Falling London house prices have helped drag annual growth in UK property values down to a five-year-low, according to official figures.
House prices in London fell by 0.7% annually in July – the biggest tumble there since September 2009 when there was a 3.2% decline, according to
figures released jointly by the Office for National Statistics (ONS), the Land Registry and other bodies.
The report said London has shown a general slowdown in its annual property price growth rate since mid-2016 – hitting a recent peak of 14.8% in March that year.
Across the UK, house prices increased by 3.1% in the year to July – the lowest annual growth rate since August 2013. The average UK house price stood at £231,000 in July.
The report said the slowdown in UK house price growth over the past two years has been driven mainly by a slowdown in the south and east of England.
Price declines in London have particularly hit the value of flats – with the city accounting for around a quarter (25%) of all UK sales of flats and maisonettes.
The average price of flats and maisonettes crept up by 0.6% in the year to July 2018, to £208,000 on average – the weakest growth of all property types looked at in the report.
By comparison, the price of detached houses was up by 4.6% annually.
Across England, house prices have increased by 3% annually, reaching £249,000 on average.
Within England, the North West showed the highest annual growth, with prices increasing by 5.6% in the year to July 2018. This was followed by the South West and West Midlands regions (both 4.4%).
The lowest annual growth was in London, followed by the South East, where prices increased by 1.8% in the year to July 2018, followed by the East of England, where prices increased by 2.4%.
The report said: “This is the first time since May 2009 that London, the South East and the East of England have been the lowest-ranked regions for annual growth.”
Wales saw house prices increase by 4.2% over the previous 12 months to stand at £157,000.
In Scotland, average house prices increased by 3.2% over the year to July to reach £152,000.
The average price in Northern Ireland was £133,000, up 4.4% over the year.
Earlier this week, property website Rightmove said it has recently seen some signs of confidence returning to the London market, particularly at the higher end where price reductions are helping to pull more buyers in.
Releasing its housing market report for September, Rightmove said there are signs that price reductions in parts of London have led to an upturn in buyer activity as sentiment improves.
Jeremy Leaf, a north London estate agent and a former residential chairman of the Royal Institution of Chartered Surveyors (Rics), said the ONS/Land Registry figures “reflect the market as it was in the summer months – since buyers and sellers have returned from their summer breaks, there has been a little more enthusiasm to sell homes than we have seen for a while.
“This is the time of year when we would expect to have more activity and on the ground we are certainly seeing more property coming onto the market and more demand.
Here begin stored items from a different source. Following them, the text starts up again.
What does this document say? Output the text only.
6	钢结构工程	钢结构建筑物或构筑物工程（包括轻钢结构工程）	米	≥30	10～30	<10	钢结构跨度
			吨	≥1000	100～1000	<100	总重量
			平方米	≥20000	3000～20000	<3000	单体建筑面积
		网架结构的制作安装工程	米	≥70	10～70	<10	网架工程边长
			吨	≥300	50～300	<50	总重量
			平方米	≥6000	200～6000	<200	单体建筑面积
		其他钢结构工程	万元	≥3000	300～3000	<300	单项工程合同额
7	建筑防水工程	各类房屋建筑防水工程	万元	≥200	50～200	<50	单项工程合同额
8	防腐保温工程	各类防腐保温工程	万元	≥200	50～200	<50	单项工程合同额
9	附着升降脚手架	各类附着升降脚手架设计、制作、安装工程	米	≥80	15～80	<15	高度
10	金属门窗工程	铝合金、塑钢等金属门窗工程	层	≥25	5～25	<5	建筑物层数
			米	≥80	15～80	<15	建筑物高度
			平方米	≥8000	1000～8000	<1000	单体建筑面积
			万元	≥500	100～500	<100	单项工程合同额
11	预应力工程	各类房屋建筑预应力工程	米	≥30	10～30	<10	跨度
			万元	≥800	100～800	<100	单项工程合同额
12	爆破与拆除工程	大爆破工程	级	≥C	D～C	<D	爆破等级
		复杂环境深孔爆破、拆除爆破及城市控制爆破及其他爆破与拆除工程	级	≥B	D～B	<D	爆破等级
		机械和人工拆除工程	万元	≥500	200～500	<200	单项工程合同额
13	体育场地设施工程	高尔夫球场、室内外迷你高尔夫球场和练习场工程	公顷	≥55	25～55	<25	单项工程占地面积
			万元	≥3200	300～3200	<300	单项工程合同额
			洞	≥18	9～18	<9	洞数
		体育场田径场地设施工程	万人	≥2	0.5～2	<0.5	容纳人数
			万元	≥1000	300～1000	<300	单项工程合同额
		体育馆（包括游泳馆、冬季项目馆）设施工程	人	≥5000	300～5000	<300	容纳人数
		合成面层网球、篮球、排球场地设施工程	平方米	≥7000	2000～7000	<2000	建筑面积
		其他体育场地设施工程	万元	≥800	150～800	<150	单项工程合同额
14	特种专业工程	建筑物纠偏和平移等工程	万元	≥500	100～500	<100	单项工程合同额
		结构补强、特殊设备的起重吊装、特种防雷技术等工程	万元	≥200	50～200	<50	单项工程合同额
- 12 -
But it is still hard to gain commitment from buyers because property needs to differentiate itself from the competition in order to attract interest and offers.”
Dan Tomlinson, policy analyst at the Resolution Foundation, said: “The UK’s housing market shows some signs of cooling, with growth in the house price index slowing to its lowest level since 2013. But we should be cautious about thinking this signals an imminent easing of cost of living pressures.
“This slowdown is driven almost entirely by trends in London and the South East.
“House price rises are still outpacing wage growth across many other parts of the country.”